Sentirsi offesi (e dirlo) da ciò che scrive un autore fa parte dei diritti dei lettori. Non è un diritto pretendere di “correggerne” l’opera
Mi permetto anche io due parole sulla faccenda di Roald Dahl e la sciagurata decisione di correggerlo, censurarlo, o come vogliamo chiamare quel che ha deciso di fare l’editore britannico Puffin.
Ovviamente siamo tutti qui per disgustarci di questa decisione. E ovviamente non vogliamo che nessuno riscriva i libri degli autori che ci piacciono e di quelli che non ci piacciono – per qualsiasi motivo: sia per censurare, per cancellare il passato, o per fare un qualche tipo di bene o di male, o qualsiasi altra cosa.
Ma non è questo quel che vorrei dire.
Vorrei invece dire che mi ha inquietato il fatto che ci sia questa organizzazione che si chiama “Inclusive minds” alla quale era stato affidato il compito di purgare i libri di Dahl e fare in modo che usassero un linguaggio che “possa essere godibile per tutti”. Insomma Inclusive minds doveva preoccuparsi di lavorare nel nome dell’inclusività e del rispetto della diversità. Così si presentano: “Founded in January 2013, Inclusive Minds is an organisation that works with the children’s book world to support them in authentic representation, primarily by connecting those in the industry with those who have lived experience of any or multiple facets of diversity”.
Mi ha inquietato perché la faccenda dell’inclusività è una cosa seria anche quando si parla di libri: come ho cercato di dire nella Voce dei lettori, libro che porta, appunto, il sottotitolo: Come creare (e condurre) gruppi di lettura inclusivi. Non vorrei insomma vedere l’aggettivo “inclusivo” o il verbo “includere” che si deteriorano e diventano sinonimo di censura o cancel culture, o altre cose simili.

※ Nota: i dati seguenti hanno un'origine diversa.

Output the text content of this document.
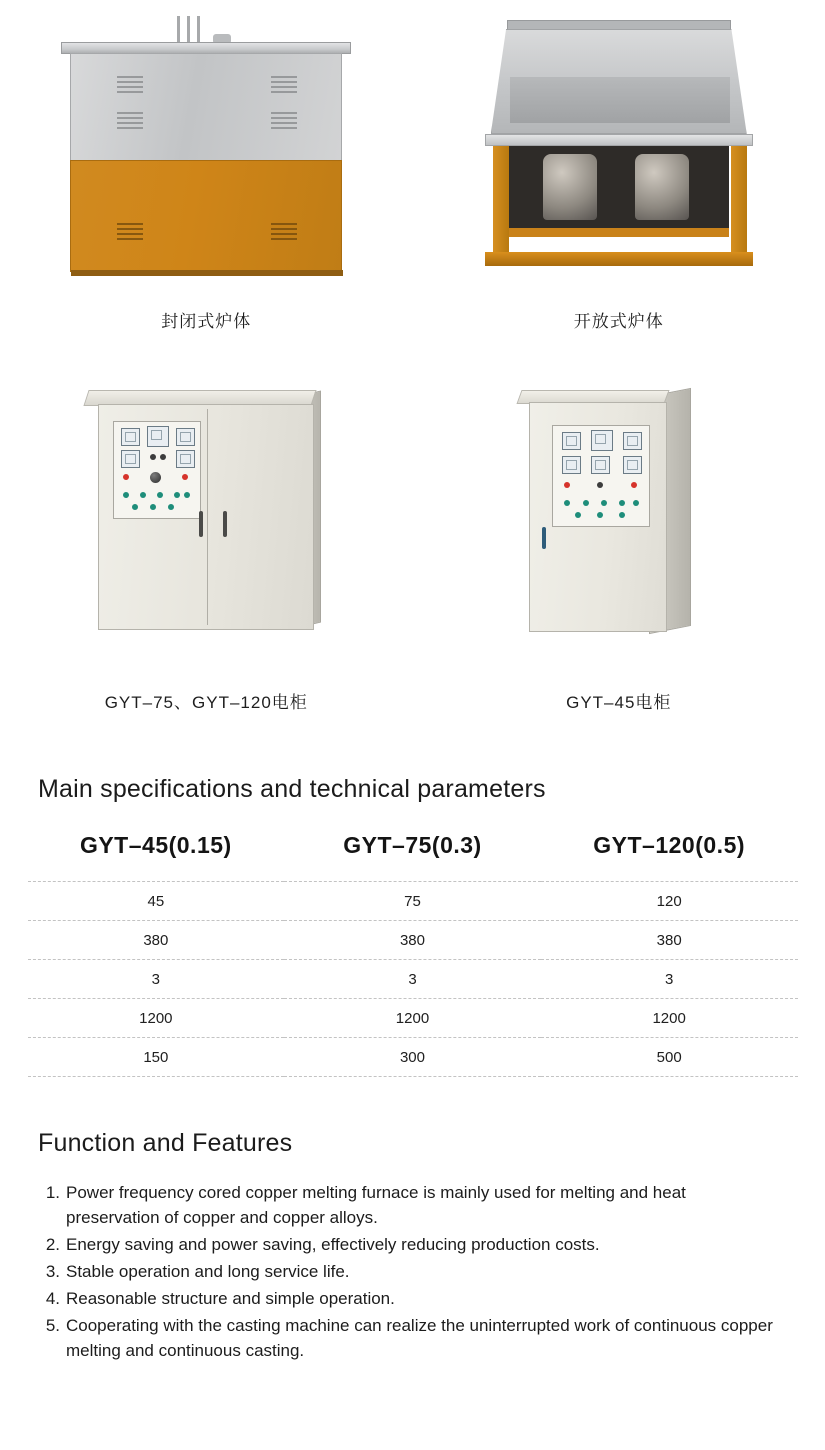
封闭式炉体	开放式炉体
GYT–75、GYT–120电柜	GYT–45电柜
Main specifications and technical parameters
GYT–45(0.15)	GYT–75(0.3)	GYT–120(0.5)
45	75	120
380	380	380
3	3	3
1200	1200	1200
150	300	500
Function and Features
1. Power frequency cored copper melting furnace is mainly used for melting and heat preservation of copper and copper alloys.
2. Energy saving and power saving, effectively reducing production costs.
3. Stable operation and long service life.
4. Reasonable structure and simple operation.
5. Cooperating with the casting machine can realize the uninterrupted work of continuous copper melting and continuous casting.
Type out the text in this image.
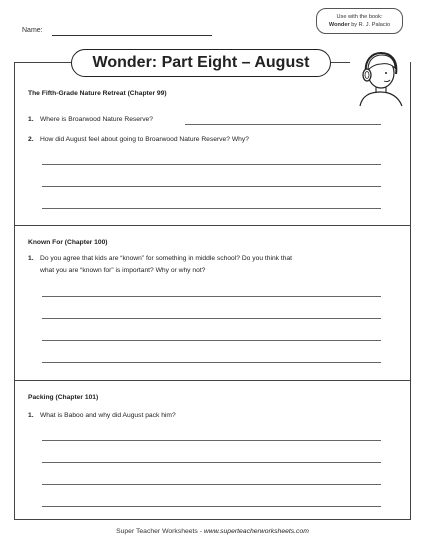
Name:
Use with the book:
Wonder by R. J. Palacio
Wonder: Part Eight – August
The Fifth-Grade Nature Retreat (Chapter 99)
1. Where is Broarwood Nature Reserve?
2. How did August feel about going to Broarwood Nature Reserve? Why?
Known For (Chapter 100)
1. Do you agree that kids are “known” for something in middle school? Do you think that
what you are “known for” is important? Why or why not?
Packing (Chapter 101)
1. What is Baboo and why did August pack him?
Super Teacher Worksheets - www.superteacherworksheets.com
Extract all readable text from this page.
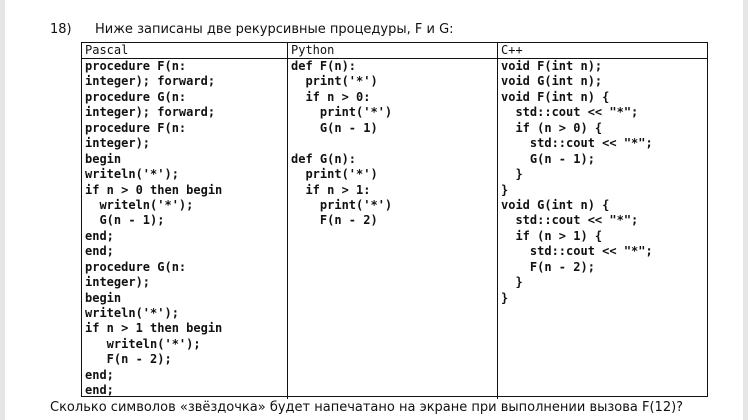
18) Ниже записаны две рекурсивные процедуры, F и G:
Pascal	Python	C++
procedure F(n:
integer); forward;
procedure G(n:
integer); forward;
procedure F(n:
integer);
begin
writeln('*');
if n > 0 then begin
writeln('*');
G(n - 1);
end;
end;
procedure G(n:
integer);
begin
writeln('*');
if n > 1 then begin
writeln('*');
F(n - 2);
end;
end;
def F(n):
print('*')
if n > 0:
print('*')
G(n - 1)
def G(n):
print('*')
if n > 1:
print('*')
F(n - 2)
void F(int n);
void G(int n);
void F(int n) {
std::cout << "*";
if (n > 0) {
std::cout << "*";
G(n - 1);
}
}
void G(int n) {
std::cout << "*";
if (n > 1) {
std::cout << "*";
F(n - 2);
}
}
Сколько символов «звёздочка» будет напечатано на экране при выполнении вызова F(12)?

Perché, quel che si dovrebbe fare con i libri è leggerli e usarli così come li ha scritti l’autrice o l’autore. Sì usarli: che poi è sostanzialmente parlarne con altri, discuterne, raccontarli a qualcuno, rifletterci, mostrare le sottolineature, consigliarli; ma anche criticarli, dire che non ci sono piaciuti o che – magari – ci hanno offeso. È in questa azione: nel poterne parlare liberamente, in ogni senso e modo, che passa l’inclusività.
Quindi questo “usare” comprende, se qualcuno lo vuole fare, anche criticare Dahl, Manzoni, Faulkner, Fenoglio, Proust o Mann o Morante, o chiunque altro, perché hanno scritto cose dalle quali qualcuno si senta insultato, discriminato, denigrato.
Si sbeffeggia un uomo grasso, si attribuisce una parlata goffa a un nero, si mostra del maschilismo nello scrivere e descrivere una donna?
Ok, chi può legittimamente impedirmi di sentirmi offeso/offesa? E di dire o urlare che non leggerò più quello scrittore o, meglio, che quando lo leggerò mi arrabbierò di nuovo? E perché non dovrei poter dire che la mia rabbia per le offese che mi ha arrecato la sua scrittura supera il piacere di quella lettura?
È in questa possibilità di leggere l’opera intatta, non purgata, e nella possibilità di dire che quell’opera è offensiva che sta uno dei passaggi fondamentali dell’inclusività delle discussioni, non nell’impedire a tutti di leggere il vero Roald Dahl. Che quando è offensivo è nel suo terreno migliore.